The ceremony is scheduled to air on Sunday, April 4, at 9 p.m. EST / 6 p.m. PST on TNT and TBS. This isn't the only shake-up, read below to see how awards season has evolved in the wake of COVID-19.
UPDATE: The 2021 SAG Awards have been postponed. In order to avoid a conflict with the 2021 Grammys on March 14, the SAG Awards will now be held the following month on Sunday, April 4.
Looks like music fans will have to wait a bit longer for the 2021 Grammys.
On Tuesday, Jan. 5, the Recording Academy announced that the prestigious awards show has been postponed due to COVID-19. The show, which was slated to take place in just a few weeks on Jan. 31, has now been rescheduled for March 14, 2021.
"After thoughtful conversations with health experts, our host and artists scheduled to appear, we are rescheduling 'The 63rd Annual GRAMMY Awards' to be broadcast Sunday, March 14, 2021," a statement read. "The deteriorating COVID situation in Los Angeles, with hospital services being overwhelmed, ICUs having reached capacity, and new guidance from state and local governments have all led us to conclude that postponing our show was the right thing to do. Nothing is more important than the health and safety of those in our music community and the hundreds of people who work tirelessly on producing the show."

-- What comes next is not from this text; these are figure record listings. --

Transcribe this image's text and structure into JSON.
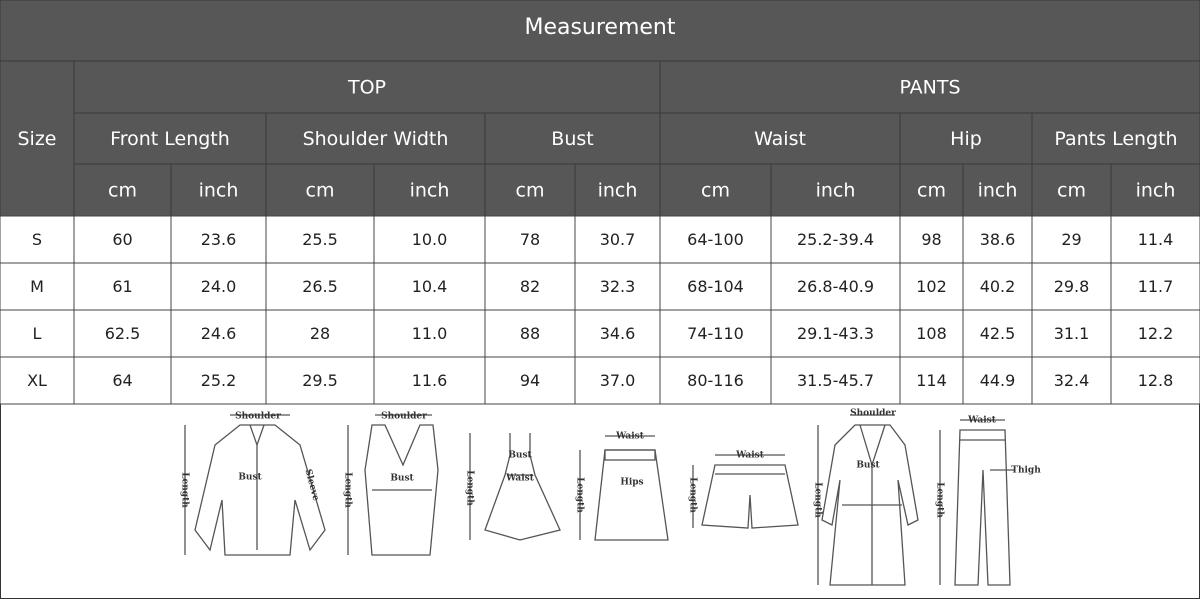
{
  "title": "Measurement",
  "table": {
    "size_header": "Size",
    "groups": [
      {
        "label": "TOP",
        "measures": [
          {
            "label": "Front Length",
            "units": [
              "cm",
              "inch"
            ]
          },
          {
            "label": "Shoulder Width",
            "units": [
              "cm",
              "inch"
            ]
          },
          {
            "label": "Bust",
            "units": [
              "cm",
              "inch"
            ]
          }
        ]
      },
      {
        "label": "PANTS",
        "measures": [
          {
            "label": "Waist",
            "units": [
              "cm",
              "inch"
            ]
          },
          {
            "label": "Hip",
            "units": [
              "cm",
              "inch"
            ]
          },
          {
            "label": "Pants Length",
            "units": [
              "cm",
              "inch"
            ]
          }
        ]
      }
    ],
    "rows": [
      [
        "S",
        "60",
        "23.6",
        "25.5",
        "10.0",
        "78",
        "30.7",
        "64-100",
        "25.2-39.4",
        "98",
        "38.6",
        "29",
        "11.4"
      ],
      [
        "M",
        "61",
        "24.0",
        "26.5",
        "10.4",
        "82",
        "32.3",
        "68-104",
        "26.8-40.9",
        "102",
        "40.2",
        "29.8",
        "11.7"
      ],
      [
        "L",
        "62.5",
        "24.6",
        "28",
        "11.0",
        "88",
        "34.6",
        "74-110",
        "29.1-43.3",
        "108",
        "42.5",
        "31.1",
        "12.2"
      ],
      [
        "XL",
        "64",
        "25.2",
        "29.5",
        "11.6",
        "94",
        "37.0",
        "80-116",
        "31.5-45.7",
        "114",
        "44.9",
        "32.4",
        "12.8"
      ]
    ]
  },
  "illustrations": [
    {
      "labels": [
        "Shoulder",
        "Bust",
        "Sleeve",
        "Length"
      ]
    },
    {
      "labels": [
        "Shoulder",
        "Bust",
        "Length"
      ]
    },
    {
      "labels": [
        "Bust",
        "Waist",
        "Length"
      ]
    },
    {
      "labels": [
        "Waist",
        "Hips",
        "Length"
      ]
    },
    {
      "labels": [
        "Waist",
        "Length"
      ]
    },
    {
      "labels": [
        "Shoulder",
        "Bust",
        "Length"
      ]
    },
    {
      "labels": [
        "Waist",
        "Thigh",
        "Length"
      ]
    }
  ]
}
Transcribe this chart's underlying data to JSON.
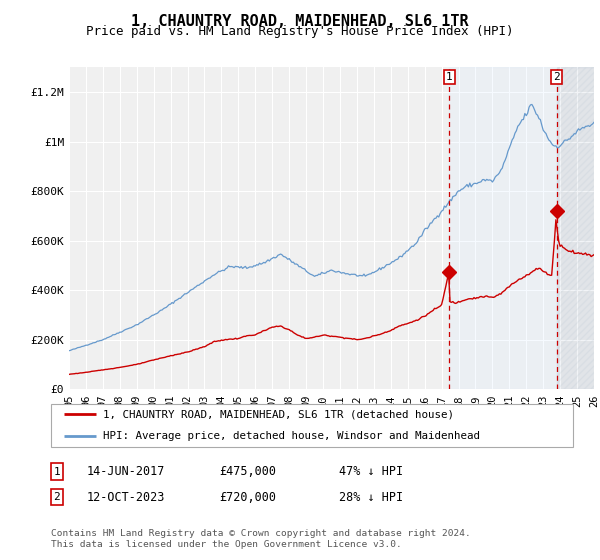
{
  "title": "1, CHAUNTRY ROAD, MAIDENHEAD, SL6 1TR",
  "subtitle": "Price paid vs. HM Land Registry's House Price Index (HPI)",
  "title_fontsize": 11,
  "subtitle_fontsize": 9,
  "background_color": "#ffffff",
  "plot_background": "#f0f0f0",
  "grid_color": "#ffffff",
  "red_color": "#cc0000",
  "blue_color": "#6699cc",
  "blue_fill_color": "#ddeeff",
  "ylim": [
    0,
    1300000
  ],
  "yticks": [
    0,
    200000,
    400000,
    600000,
    800000,
    1000000,
    1200000
  ],
  "ytick_labels": [
    "£0",
    "£200K",
    "£400K",
    "£600K",
    "£800K",
    "£1M",
    "£1.2M"
  ],
  "annotation1": {
    "label": "1",
    "date": "14-JUN-2017",
    "price": "£475,000",
    "pct": "47% ↓ HPI",
    "x_year": 2017.45,
    "y_val": 475000
  },
  "annotation2": {
    "label": "2",
    "date": "12-OCT-2023",
    "price": "£720,000",
    "pct": "28% ↓ HPI",
    "x_year": 2023.79,
    "y_val": 720000
  },
  "legend1": "1, CHAUNTRY ROAD, MAIDENHEAD, SL6 1TR (detached house)",
  "legend2": "HPI: Average price, detached house, Windsor and Maidenhead",
  "footer1": "Contains HM Land Registry data © Crown copyright and database right 2024.",
  "footer2": "This data is licensed under the Open Government Licence v3.0.",
  "xlim_left": 1995.0,
  "xlim_right": 2026.0,
  "x_tick_years": [
    1995,
    1996,
    1997,
    1998,
    1999,
    2000,
    2001,
    2002,
    2003,
    2004,
    2005,
    2006,
    2007,
    2008,
    2009,
    2010,
    2011,
    2012,
    2013,
    2014,
    2015,
    2016,
    2017,
    2018,
    2019,
    2020,
    2021,
    2022,
    2023,
    2024,
    2025,
    2026
  ]
}
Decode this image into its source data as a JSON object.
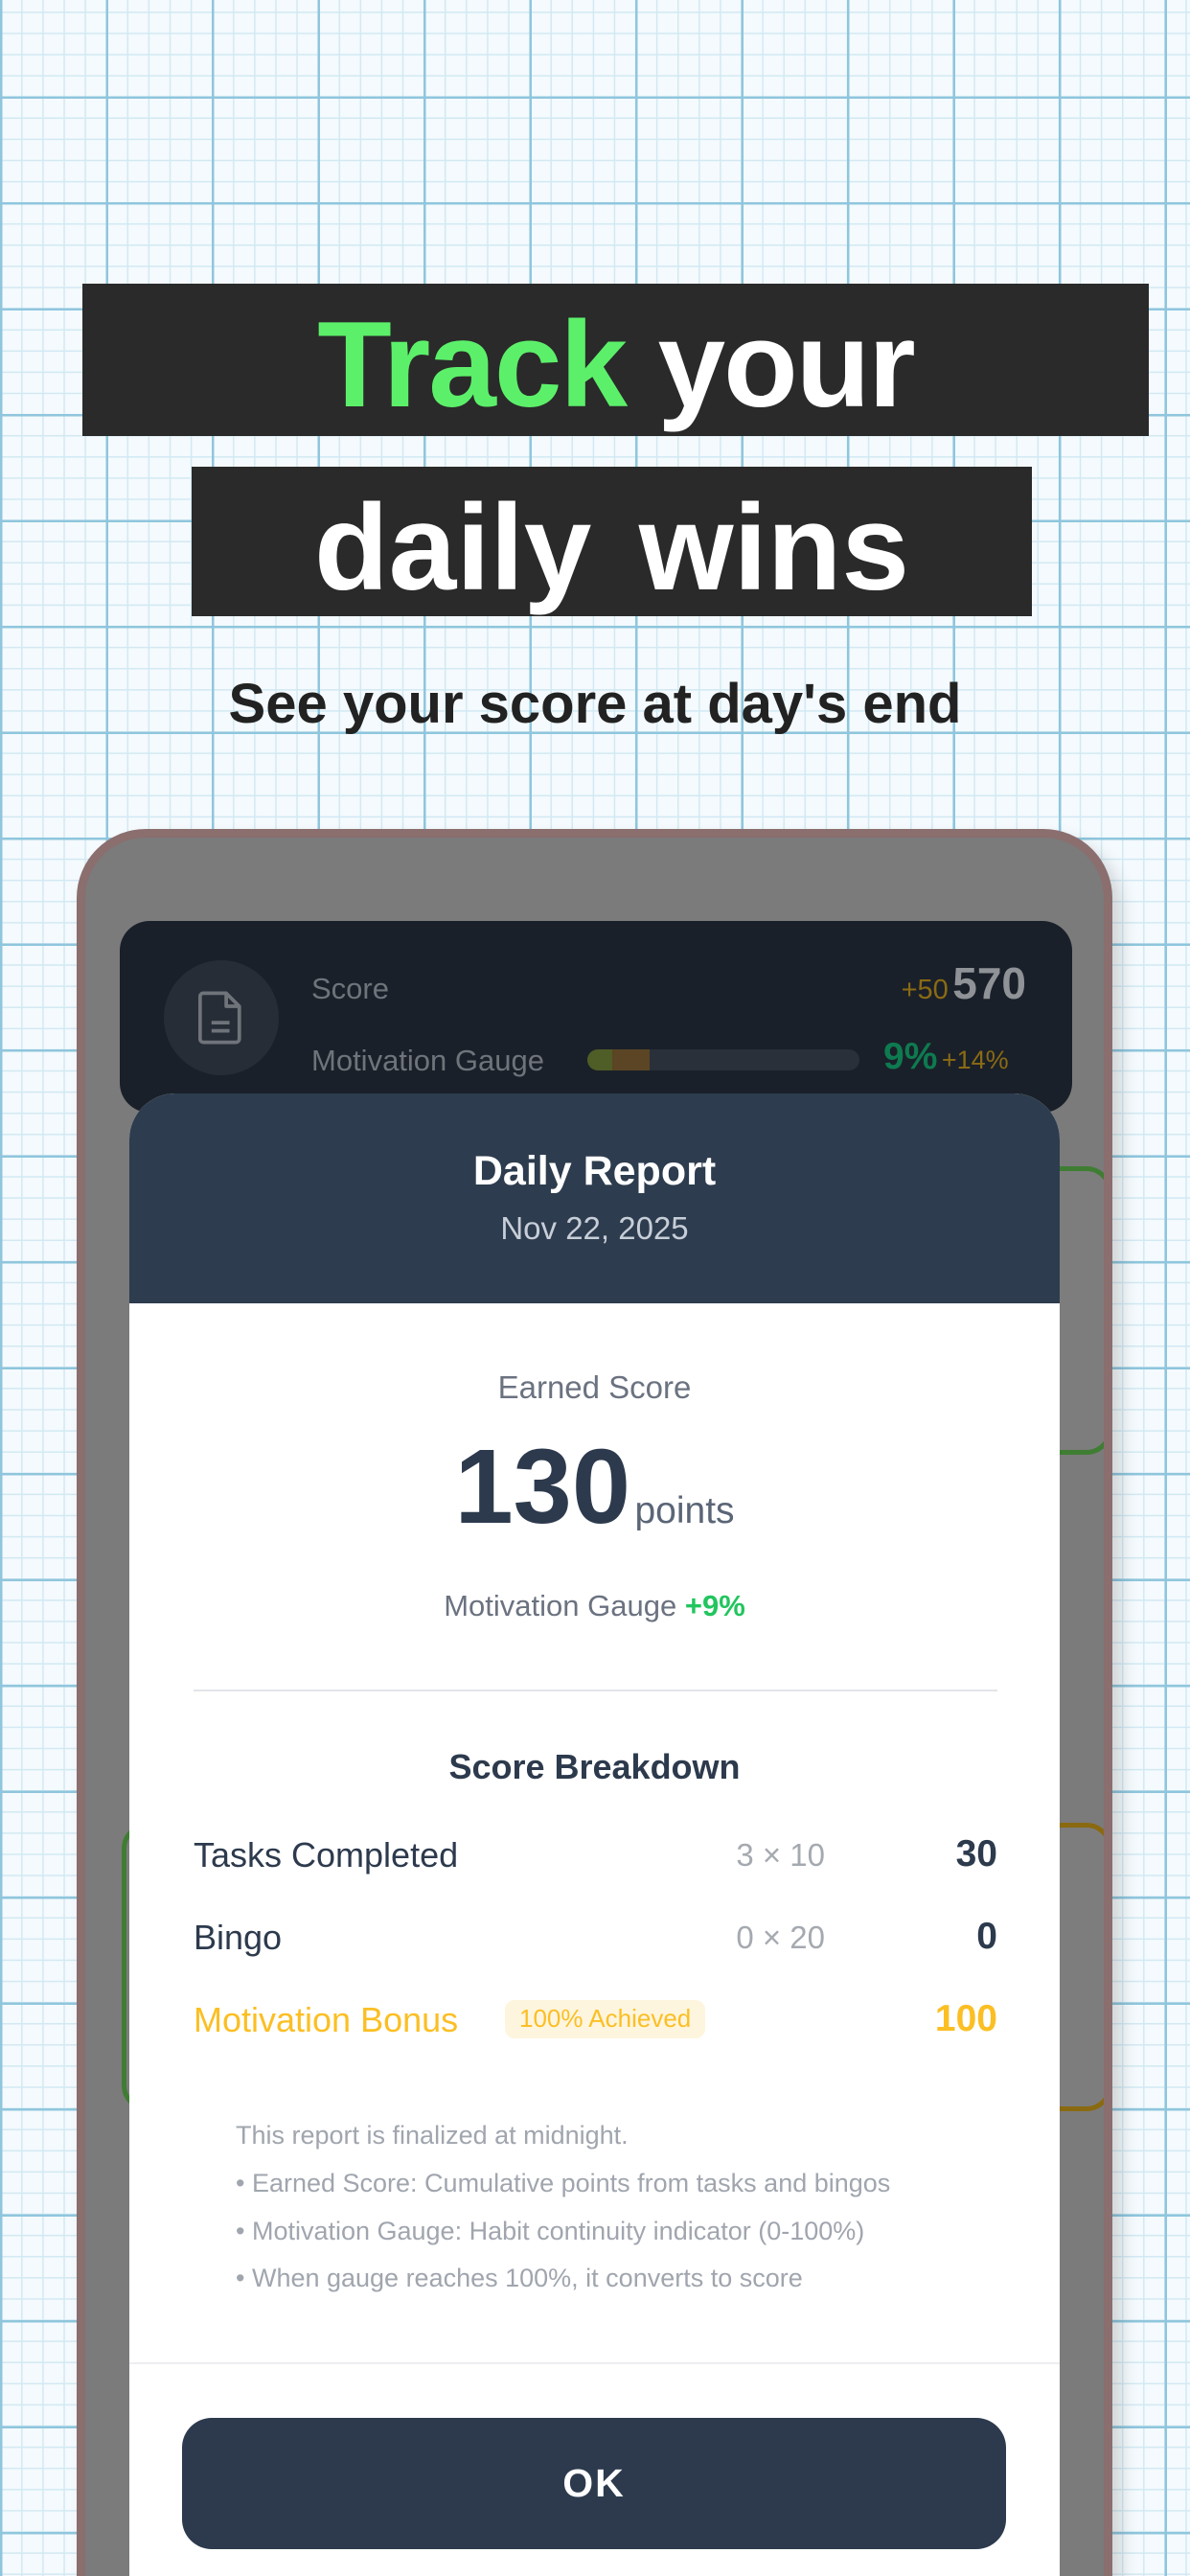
{
  "headline": {
    "line1_accent": "Track",
    "line1_rest": "your",
    "line2": "daily wins",
    "subtitle": "See your score at day's end"
  },
  "status_card": {
    "icon": "document-icon",
    "score_label": "Score",
    "score_delta": "+50",
    "score_value": "570",
    "gauge_label": "Motivation Gauge",
    "gauge_percent": "9%",
    "gauge_delta": "+14%",
    "gauge_fill": 0.09,
    "gauge_delta_fill": 0.14
  },
  "report": {
    "title": "Daily Report",
    "date": "Nov 22, 2025",
    "earned_label": "Earned Score",
    "earned_value": "130",
    "earned_unit": "points",
    "gauge_label": "Motivation Gauge",
    "gauge_change": "+9%",
    "breakdown_title": "Score Breakdown",
    "rows": [
      {
        "label": "Tasks Completed",
        "formula": "3 × 10",
        "value": "30"
      },
      {
        "label": "Bingo",
        "formula": "0 × 20",
        "value": "0"
      },
      {
        "label": "Motivation Bonus",
        "badge": "100% Achieved",
        "value": "100"
      }
    ],
    "notes": [
      "This report is finalized at midnight.",
      "• Earned Score: Cumulative points from tasks and bingos",
      "• Motivation Gauge: Habit continuity indicator (0-100%)",
      "• When gauge reaches 100%, it converts to score"
    ],
    "ok_label": "OK"
  },
  "colors": {
    "accent_green": "#5cf06a",
    "navy": "#2d3a4d",
    "gold": "#fbbf24",
    "positive": "#22c55e"
  }
}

The statement concluded, "We want to thank all of the talented artists, the staff, our vendors and especially this year's nominees for their understanding, patience and willingness to work with us as we navigate these unprecedented times."
Though the set-up for the event was already planned to be much different than previous years—no live audience and only presenters and performers on-site—the pushed back date may result in even more safety protocols.
The short-list of nominations was released on last November and caused a load of controversy amongst music artists.
The Weeknd, who released his album After Hours in March, was one of the artists who felt snubbed by the organizers as he was not nominated for any category. The "Blinding Lights" singer took his frustration to Twitter at the time, writing, "The Grammys remain corrupt. You owe me, my fans and the industry transparency…"
On a different note, fellow Canadian crooner Justin Bieber, who is nominated in four separate categories, took issue with the fact that his album Changes was only considered in the pop music categories.
"To the Grammys, I am flattered to be acknowledged and appreciated for my artistry," he wrote in an Instagram post. "I am very meticulous and intentional about my music. With that being said, I set out to make an R&B album. Changes was and is an R&B album. It is not being acknowledged as an R&B album which is very strange to me."
Additional nominated artists include Beyoncé with a whopping 10 noms, Taylor Swift with six, Billie Eilish with four and Megan Thee Stallion with four, including Best New Artist and Record of the Year for her hit song "Savage" featuring Queen Bey.